Talk 2: Organisational Effectiveness: Doug Talbot from Ocado

Before my notes begin I would like to say that this is more a talk about his very interesting role as a Catalyst.

Doug Talbot is a Catalyst at Occado Technology; Occado makes their own distribution software, technology and robotics; they also develop and retail a selling platform that help similar companies with their logistics and robotics. 

A Catalysts are a team that look at psychology, coaching, Lean + Agile methodologies, tech and maths to improve the effectiveness of the workplace and the company. They found that Trust is the most important thing in the squads, also the needs of the people, collaboration and the ability to adapt and reallocate resources are important. Getting the right people, the right thing being built right is a formula for great business.

Going into an environment and teaching the process of a methodology is not enough, you need leadership to support, improve, maintain and demonstrate the culture and its ideals. 

Being a Catalyst is to give the environment and tools for the people to develop their own practices.

Evidence Based Management Model: Ask, Search, criticise, implement, evaluate. Repeat. Using this model the Catalysts try and test little changes in individual squads to see the effects to see if it should be introduced to the rest of the squads. 

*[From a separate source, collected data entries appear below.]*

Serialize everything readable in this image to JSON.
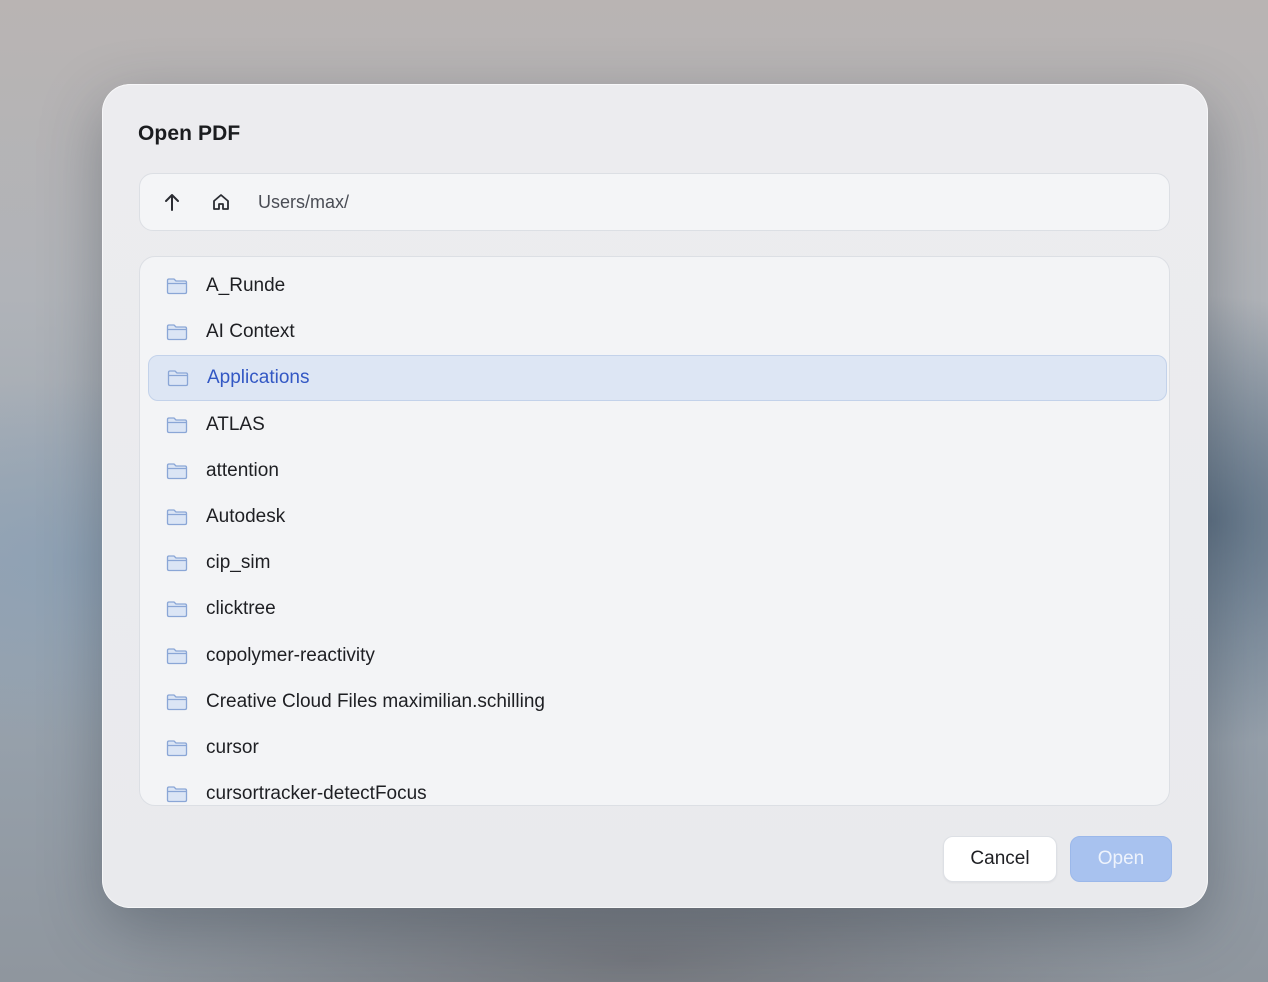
{
  "dialog": {
    "title": "Open PDF"
  },
  "pathbar": {
    "up_icon": "arrow-up-icon",
    "home_icon": "home-icon",
    "path": "Users/max/"
  },
  "folders": {
    "items": [
      {
        "label": "A_Runde",
        "icon": "folder-icon",
        "selected": false
      },
      {
        "label": "AI Context",
        "icon": "folder-icon",
        "selected": false
      },
      {
        "label": "Applications",
        "icon": "folder-icon",
        "selected": true
      },
      {
        "label": "ATLAS",
        "icon": "folder-icon",
        "selected": false
      },
      {
        "label": "attention",
        "icon": "folder-icon",
        "selected": false
      },
      {
        "label": "Autodesk",
        "icon": "folder-icon",
        "selected": false
      },
      {
        "label": "cip_sim",
        "icon": "folder-icon",
        "selected": false
      },
      {
        "label": "clicktree",
        "icon": "folder-icon",
        "selected": false
      },
      {
        "label": "copolymer-reactivity",
        "icon": "folder-icon",
        "selected": false
      },
      {
        "label": "Creative Cloud Files maximilian.schilling",
        "icon": "folder-icon",
        "selected": false
      },
      {
        "label": "cursor",
        "icon": "folder-icon",
        "selected": false
      },
      {
        "label": "cursortracker-detectFocus",
        "icon": "folder-icon",
        "selected": false
      }
    ]
  },
  "actions": {
    "cancel_label": "Cancel",
    "open_label": "Open"
  },
  "colors": {
    "accent": "#3358c4",
    "selected_row": "#dde6f4",
    "open_button_disabled": "#a8c2ef",
    "folder_icon": "#8aa6d6"
  }
}
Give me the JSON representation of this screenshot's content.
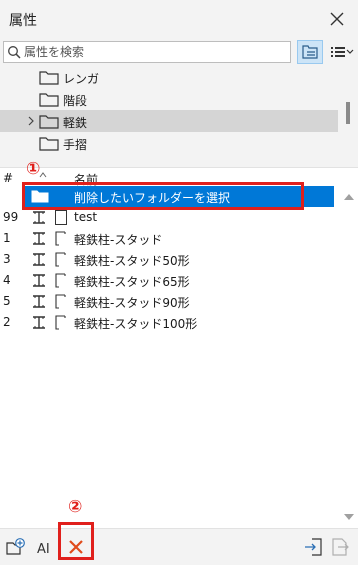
{
  "panel": {
    "title": "属性"
  },
  "search": {
    "placeholder": "属性を検索"
  },
  "tree": {
    "items": [
      {
        "label": "レンガ"
      },
      {
        "label": "階段"
      },
      {
        "label": "軽鉄"
      },
      {
        "label": "手摺"
      }
    ]
  },
  "table": {
    "columns": {
      "number": "#",
      "name": "名前"
    },
    "selected_row": {
      "label": "削除したいフォルダーを選択"
    },
    "rows": [
      {
        "count": "99",
        "name": "test"
      },
      {
        "count": "1",
        "name": "軽鉄柱-スタッド"
      },
      {
        "count": "3",
        "name": "軽鉄柱-スタッド50形"
      },
      {
        "count": "4",
        "name": "軽鉄柱-スタッド65形"
      },
      {
        "count": "5",
        "name": "軽鉄柱-スタッド90形"
      },
      {
        "count": "2",
        "name": "軽鉄柱-スタッド100形"
      }
    ]
  },
  "annotations": {
    "marker1": "①",
    "marker2": "②"
  },
  "toolbar": {
    "rename_glyph": "AI"
  },
  "colors": {
    "selection": "#0078d7",
    "annotation": "#e0201c",
    "view_button_active": "#cce4f7"
  }
}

Psychology: Complexity theory, find solid science to help, theory or constraints, Real Options Maths Scholes theory, Behavioural Economics, Complex adaptive systems. They use psychology to research new and effective ways to help the culture, and back these ideas with facts.

Ocado Catalyst Initiatives: Tribe/Product organisation, measuring outcomes, values, scrapping annual appraisals for more continuous communication, leadership training, developing a promotions model, situational interviewing techniques, peer feedback, agile coaching, having leaders focused on skills over efficiency.

J. Richard Hackman wrote Collaborative Intelligence; this book promotes peer coaching to tackle dynamic and complex problems. Trust is important in your team, far more important than adhering to practices. 

80% of developers think they are above average; but the truth is that there is no standard, no objectivity that you can measure against, so it’s impossible to evaluate. However if you focus on teamwork, that you can measure with peer review and questionnaires which you can measure you’ll get quality work. EQ is more important and effective than IQ. 

Many books give lots of advice and sometimes this advice is contradicting, this is because you need to try different things out and find what fits your team and your environment. Developing software is not a one size fits all, it has different ways of doing everything varying in logic, techniques and solution and so are the teams. Spotify uses Squads, Gore uses Leadership, Valve uses extreme job-crafting.

When researching psychology make sure you are looking at what’s relative; looking at research done with mobile app developers may not be relative to those maintaining a legacy product. Catalyst teams are only in charge of optimising the people not the practice. However bear in mind that there is no perfect solution, it’s a delicate changing balance to continually improve.